I hear what you're saying. Consciousness may never be fully quantified. The thing is, even an approximation/imitation of consciousness (machines have already passed the Turing Test for instance) can still be dangerous, and like you said - simple automated systems are currently used to wield huge decisions. Presumably they have some degree of safety protocol.

Moved to Lounge (note that Artificial Intelligence is nested under Programming).
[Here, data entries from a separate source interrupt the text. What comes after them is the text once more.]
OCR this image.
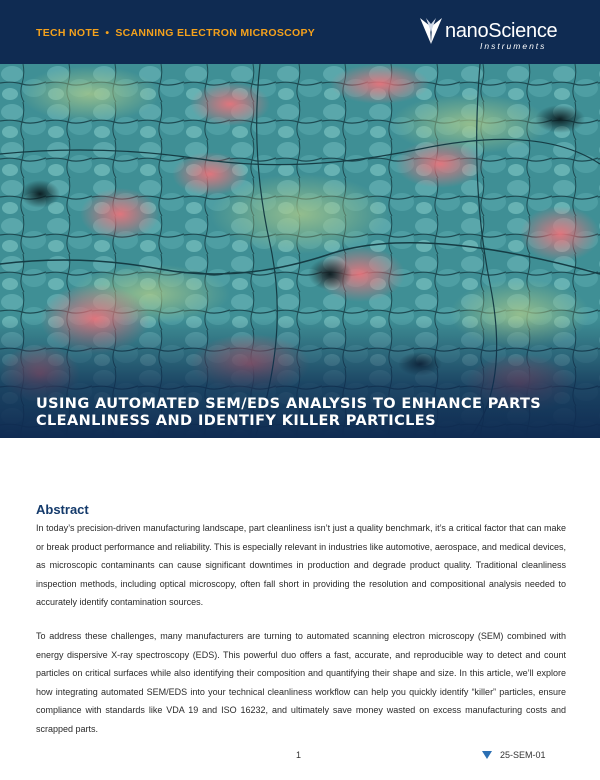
TECH NOTE • SCANNING ELECTRON MICROSCOPY	nanoScience
Instruments
USING AUTOMATED SEM/EDS ANALYSIS TO ENHANCE PARTS CLEANLINESS AND IDENTIFY KILLER PARTICLES
Abstract

In today’s precision-driven manufacturing landscape, part cleanliness isn’t just a quality benchmark, it’s a critical factor that can make or break product performance and reliability. This is especially relevant in industries like automotive, aerospace, and medical devices, as microscopic contaminants can cause significant downtimes in production and degrade product quality. Traditional cleanliness inspection methods, including optical microscopy, often fall short in providing the resolution and compositional analysis needed to accurately identify contamination sources.

To address these challenges, many manufacturers are turning to automated scanning electron microscopy (SEM) combined with energy dispersive X-ray spectroscopy (EDS). This powerful duo offers a fast, accurate, and reproducible way to detect and count particles on critical surfaces while also identifying their composition and quantifying their shape and size. In this article, we’ll explore how integrating automated SEM/EDS into your technical cleanliness workflow can help you quickly identify “killer” particles, ensure compliance with standards like VDA 19 and ISO 16232, and ultimately save money wasted on excess manufacturing costs and scrapped parts.

1	25-SEM-01
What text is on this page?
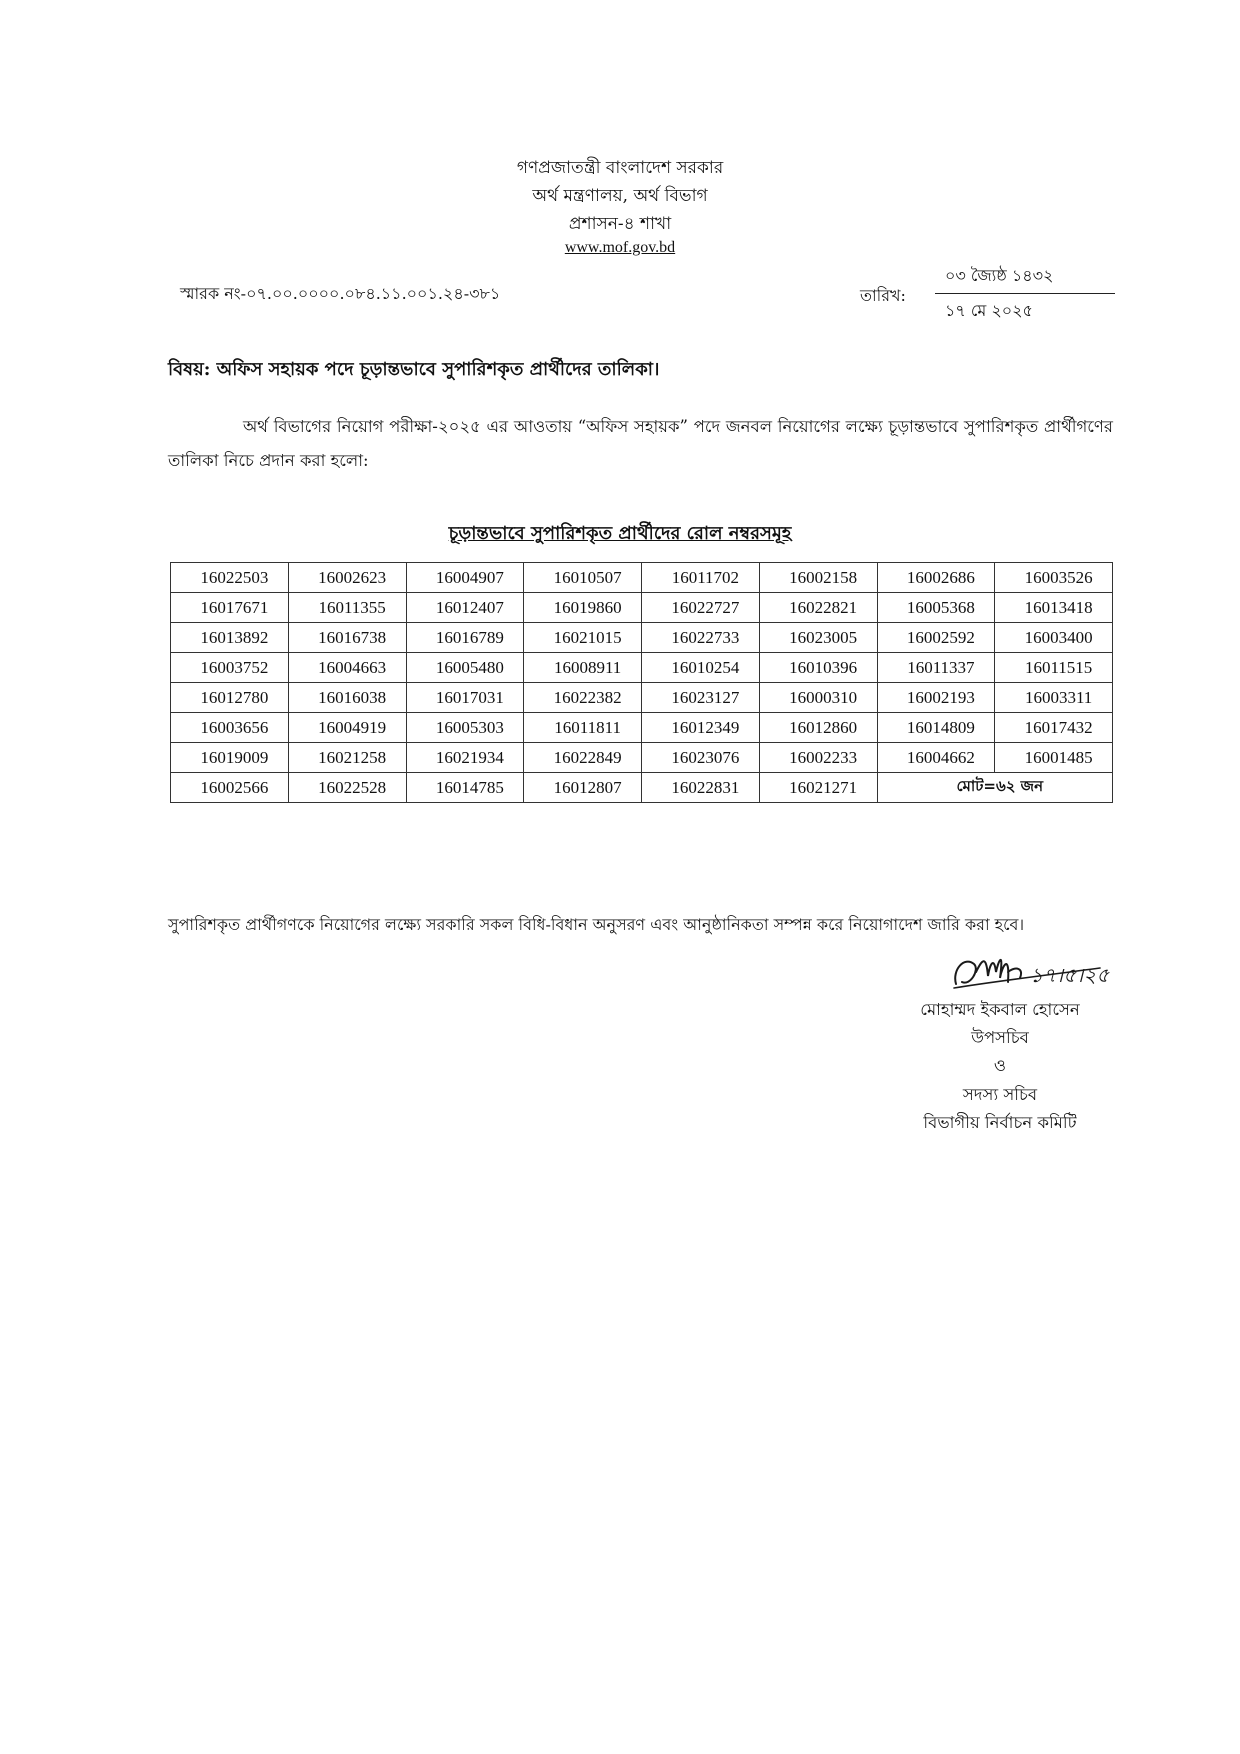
গণপ্রজাতন্ত্রী বাংলাদেশ সরকার
অর্থ মন্ত্রণালয়, অর্থ বিভাগ
প্রশাসন-৪ শাখা
www.mof.gov.bd
স্মারক নং-০৭.০০.০০০০.০৮৪.১১.০০১.২৪-৩৮১	তারিখ:
০৩ জ্যৈষ্ঠ ১৪৩২
১৭ মে ২০২৫
বিষয়: অফিস সহায়ক পদে চূড়ান্তভাবে সুপারিশকৃত প্রার্থীদের তালিকা।
অর্থ বিভাগের নিয়োগ পরীক্ষা-২০২৫ এর আওতায় “অফিস সহায়ক” পদে জনবল নিয়োগের লক্ষ্যে চূড়ান্তভাবে সুপারিশকৃত প্রার্থীগণের তালিকা নিচে প্রদান করা হলো:
চূড়ান্তভাবে সুপারিশকৃত প্রার্থীদের রোল নম্বরসমূহ
16022503	16002623	16004907	16010507	16011702	16002158	16002686	16003526
16017671	16011355	16012407	16019860	16022727	16022821	16005368	16013418
16013892	16016738	16016789	16021015	16022733	16023005	16002592	16003400
16003752	16004663	16005480	16008911	16010254	16010396	16011337	16011515
16012780	16016038	16017031	16022382	16023127	16000310	16002193	16003311
16003656	16004919	16005303	16011811	16012349	16012860	16014809	16017432
16019009	16021258	16021934	16022849	16023076	16002233	16004662	16001485
16002566	16022528	16014785	16012807	16022831	16021271	মোট=৬২ জন	
সুপারিশকৃত প্রার্থীগণকে নিয়োগের লক্ষ্যে সরকারি সকল বিধি-বিধান অনুসরণ এবং আনুষ্ঠানিকতা সম্পন্ন করে নিয়োগাদেশ জারি করা হবে।
১৭।৫।২৫
মোহাম্মদ ইকবাল হোসেন
উপসচিব
ও
সদস্য সচিব
বিভাগীয় নির্বাচন কমিটি
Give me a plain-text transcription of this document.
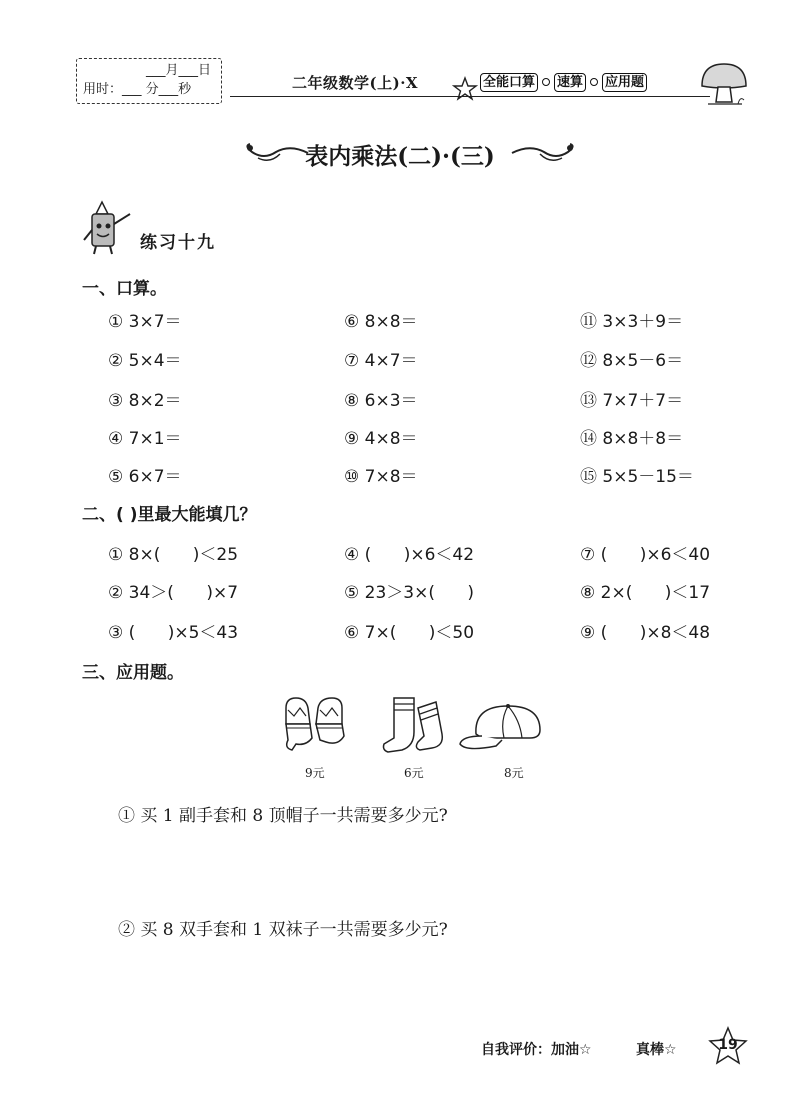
___月___日
用时：___ 分___秒	二年级数学(上)·X	全能口算 速算 应用题
表内乘法(二)·(三)
练习十九
一、口算。
① 3×7＝	⑥ 8×8＝	⑪ 3×3＋9＝
② 5×4＝	⑦ 4×7＝	⑫ 8×5－6＝
③ 8×2＝	⑧ 6×3＝	⑬ 7×7＋7＝
④ 7×1＝	⑨ 4×8＝	⑭ 8×8＋8＝
⑤ 6×7＝	⑩ 7×8＝	⑮ 5×5－15＝
二、( )里最大能填几？
① 8×(      )＜25	④ (      )×6＜42	⑦ (      )×6＜40
② 34＞(      )×7	⑤ 23＞3×(      )	⑧ 2×(      )＜17
③ (      )×5＜43	⑥ 7×(      )＜50	⑨ (      )×8＜48
三、应用题。
9元	6元	8元
① 买 1 副手套和 8 顶帽子一共需要多少元?
② 买 8 双手套和 1 双袜子一共需要多少元?
自我评价：加油☆	真棒☆	19
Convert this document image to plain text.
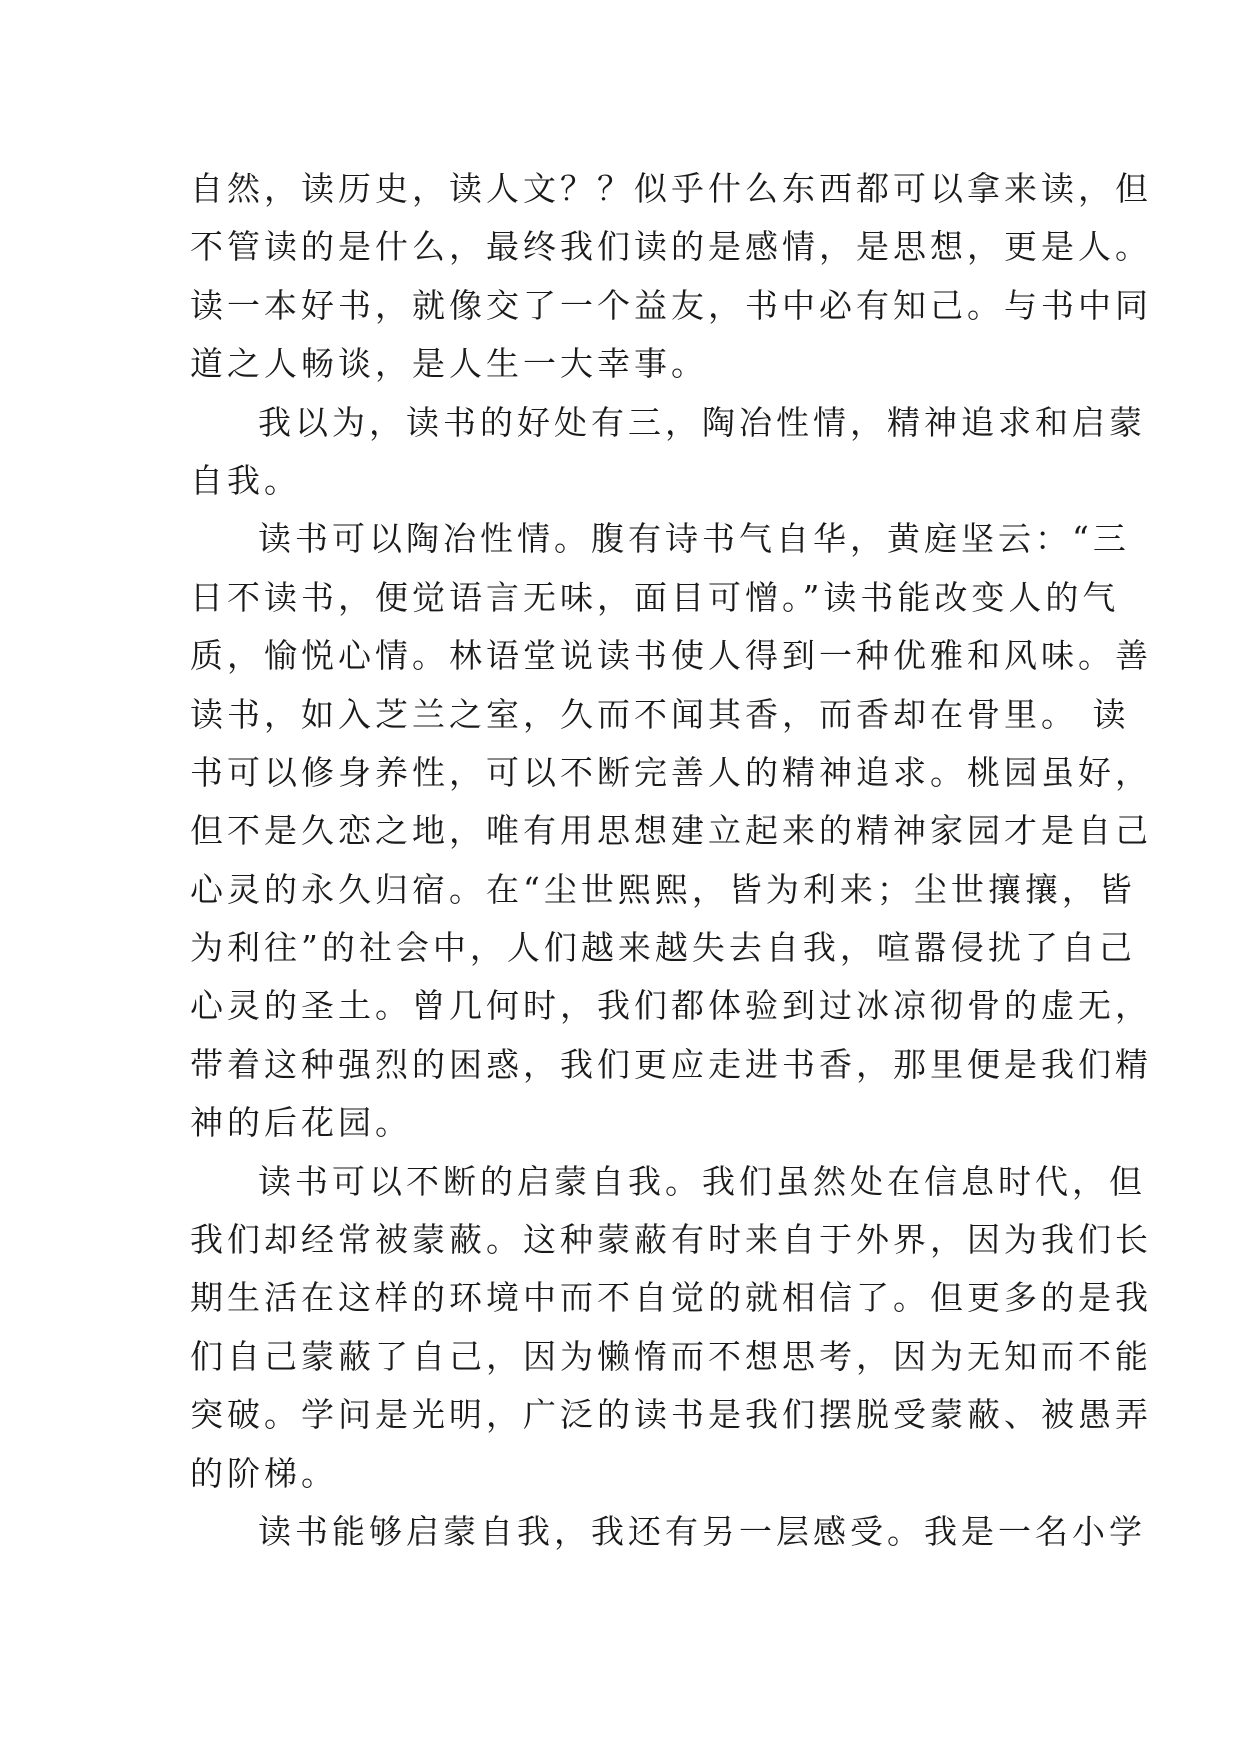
自然，读历史，读人文？？似乎什么东西都可以拿来读，但
不管读的是什么，最终我们读的是感情，是思想，更是人。
读一本好书，就像交了一个益友，书中必有知己。与书中同
道之人畅谈，是人生一大幸事。
我以为，读书的好处有三，陶冶性情，精神追求和启蒙
自我。
读书可以陶冶性情。腹有诗书气自华，黄庭坚云：“三
日不读书，便觉语言无味，面目可憎。”读书能改变人的气
质，愉悦心情。林语堂说读书使人得到一种优雅和风味。善
读书，如入芝兰之室，久而不闻其香，而香却在骨里。 读
书可以修身养性，可以不断完善人的精神追求。桃园虽好，
但不是久恋之地，唯有用思想建立起来的精神家园才是自己
心灵的永久归宿。在“尘世熙熙，皆为利来；尘世攘攘，皆
为利往”的社会中，人们越来越失去自我，喧嚣侵扰了自己
心灵的圣土。曾几何时，我们都体验到过冰凉彻骨的虚无，
带着这种强烈的困惑，我们更应走进书香，那里便是我们精
神的后花园。
读书可以不断的启蒙自我。我们虽然处在信息时代，但
我们却经常被蒙蔽。这种蒙蔽有时来自于外界，因为我们长
期生活在这样的环境中而不自觉的就相信了。但更多的是我
们自己蒙蔽了自己，因为懒惰而不想思考，因为无知而不能
突破。学问是光明，广泛的读书是我们摆脱受蒙蔽、被愚弄
的阶梯。
读书能够启蒙自我，我还有另一层感受。我是一名小学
I have spent many years writing engines that play games like checkers, chess and go. One thing that we learned as far back as the 80s is that hard-coded rules are fragile and have endless exceptions and unintended consequences. I wouldn't be surprised if we end up imbuing our agents with a sense of morality through examples, the way we do with children.

 

The problem with Asimov's laws is that they set an impossibly high standard.  Asimov's first law: "A robot may not injure a human being or, through inaction, allow a human being to come to harm.".  Now, the global death rate is around 0.8% of the total population of the Earth per year.  Given the current global population of 7.6 billion, that's around 60 million deaths per year, or 170 thousand per day.  Just about all of these deaths are, in an abstract sense, preventable, which means that our hypothetical AI operating under Asimov's laws will have to prevent these 170 thousand deaths each day before it can even look at the second law.  Some of these deaths will be relatively easy to prevent (1.25 million deaths per year from traffic accidents), some are going to be much harder (old age, freak accidents, deliberate murder and suicide), and some are going to be as good as impossible (mass starvation in an ever-increasing population once all other causes of death are eliminated).

@a light breeze has the right idea. Asimovs rules are impossibly vague. 

Everything we know about machine learning/intelligence tells us that AIs won’t have the same concepts of “don’t harm a human” as we do. 

Besides if we really do develop proper AI, it will trivially circumvent any pathetic attempts we implement to control it. 

if you think programming is like sex, you probably haven't done much of either.-------------- - capn_midnight

I don't remember the dating of his books, but I would really like to fit this into the context of the "second-order logic"/GOFAI kinds of AIs, which as far as I know, don't really scale that well. The usefulness of these laws are questionable in that ground alone. Talking about modern ML... Sentence2Vec seems to be going in direction of "meaningness", but it's still a research thing... and I don't know if it's being used. 

A big red shutdown button seems simple enough and useful.